Volant is a general-purpose data-oriented high-level programming language with a focus on speed, power, asynchronicity, and concurrency. Volant is designed with simplicity in mind, allowing both low-level and high-level features with simple and easy to use syntax. Volant is transpiled to c with no or a very thin layer of abstraction over the code you write, which makes it as fast as c in almost all cases.
The language was designed and developed solely by me.
Try it out
Step 1: Fork this repl.
Step 2: Edit the file named
main.vo and press the run button to try it out.
You can also try Volant on our online Volant playground here.
Any constructive feedback is appreciated and thanks for checking it out.
@AmazingMech2418 Well, no.
Unlike CPP, Volant isn't object-oriented. You understand how big of a difference that is, right? I don't even need to say anything more but,
Volant has garbage collection.
Volant support for closures is far better than CPP.
Volant doesn't have exceptions (errors should be handled by returning a tuple).
Volant has an in-built event system and thread-management system (it uses libuv and its not in a usable state yet).
Volant has (not yet) async/await and concurrency primitives.

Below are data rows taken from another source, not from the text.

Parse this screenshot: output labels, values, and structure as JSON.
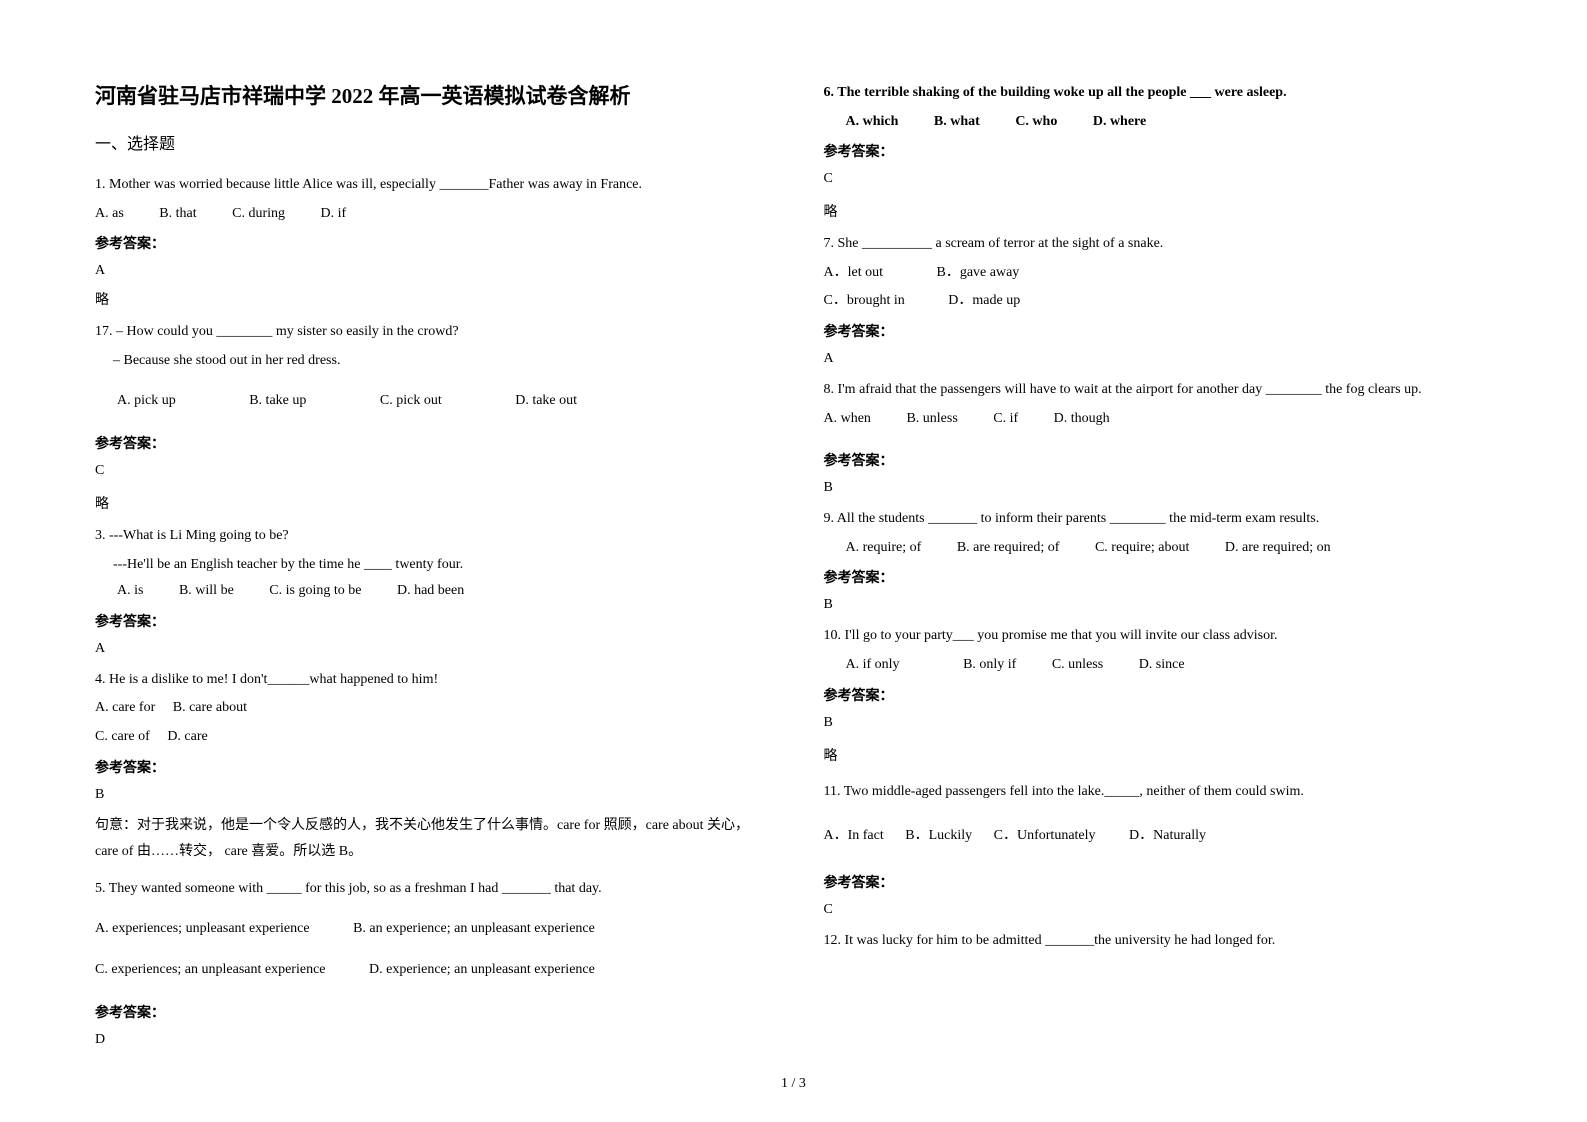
{
  "title": "河南省驻马店市祥瑞中学 2022 年高一英语模拟试卷含解析",
  "section1": "一、选择题",
  "q1": {
    "text": "1. Mother was worried because little Alice was ill, especially _______Father was away in France.",
    "a": "A. as",
    "b": "B. that",
    "c": "C. during",
    "d": "D. if",
    "ansLabel": "参考答案：",
    "ans": "A",
    "note": "略"
  },
  "q17": {
    "text": "17. – How could you ________ my sister so easily in the crowd?",
    "line2": "– Because she stood out in her red dress.",
    "a": "A. pick up",
    "b": "B. take up",
    "c": "C. pick out",
    "d": "D. take out",
    "ansLabel": "参考答案：",
    "ans": "C",
    "note": "略"
  },
  "q3": {
    "text": "3. ---What is Li Ming going to be?",
    "line2": "---He'll be an English teacher by the time he ____ twenty four.",
    "a": "A. is",
    "b": "B. will be",
    "c": "C. is going to be",
    "d": "D. had been",
    "ansLabel": "参考答案：",
    "ans": "A"
  },
  "q4": {
    "text": "4. He is a dislike to me! I don't______what happened to him!",
    "a": "A. care for",
    "b": "B. care about",
    "c": "C. care of",
    "d": "D. care",
    "ansLabel": "参考答案：",
    "ans": "B",
    "note": "句意：对于我来说，他是一个令人反感的人，我不关心他发生了什么事情。care for 照顾，care about 关心，care of 由……转交， care 喜爱。所以选 B。"
  },
  "q5": {
    "text": "5. They wanted someone with _____ for this job, so as a freshman I had _______ that day.",
    "a": "A. experiences; unpleasant experience",
    "b": "B. an experience; an unpleasant experience",
    "c": "C. experiences; an unpleasant experience",
    "d": "D. experience; an unpleasant experience",
    "ansLabel": "参考答案：",
    "ans": "D"
  },
  "q6": {
    "text": "6. The terrible shaking of the building woke up all the people ___ were asleep.",
    "a": "A. which",
    "b": "B. what",
    "c": "C. who",
    "d": "D. where",
    "ansLabel": "参考答案：",
    "ans": "C",
    "note": "略"
  },
  "q7": {
    "text": "7. She __________ a scream of terror at the sight of a snake.",
    "a": "A．let out",
    "b": "B．gave away",
    "c": "C．brought in",
    "d": "D．made up",
    "ansLabel": "参考答案：",
    "ans": "A"
  },
  "q8": {
    "text": "8.  I'm afraid that the passengers will have to wait at the airport for another day ________ the fog clears up.",
    "a": "A. when",
    "b": "B. unless",
    "c": "C. if",
    "d": "D. though",
    "ansLabel": "参考答案：",
    "ans": "B"
  },
  "q9": {
    "text": "9. All the students _______ to inform their parents ________ the mid-term exam results.",
    "a": "A. require; of",
    "b": "B. are required; of",
    "c": "C. require; about",
    "d": "D. are required; on",
    "ansLabel": "参考答案：",
    "ans": "B"
  },
  "q10": {
    "text": "10. I'll go to your party___ you promise me that you will invite our class advisor.",
    "a": "A. if only",
    "b": "B. only if",
    "c": "C. unless",
    "d": "D. since",
    "ansLabel": "参考答案：",
    "ans": "B",
    "note": "略"
  },
  "q11": {
    "text": "11.  Two middle-aged passengers fell into the lake._____, neither of them could swim.",
    "a": "A．In fact",
    "b": "B．Luckily",
    "c": "C．Unfortunately",
    "d": "D．Naturally",
    "ansLabel": "参考答案：",
    "ans": "C"
  },
  "q12": {
    "text": "12. It was lucky for him to be admitted _______the university he had longed for."
  },
  "footer": "1 / 3"
}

Volant "syntax modifications" aren't just randomly chosen. Every difference from the c syntax has a very specific purpose. For example, Volant's version of CPP's
int ((*var)(int, int))(int, int) is
var:  * func(int, int) (func (int, int) int). You can clearly see the superiority of Volant syntax here. Volant syntax is chosen very precisely to be as simple, clean, and readable as possible.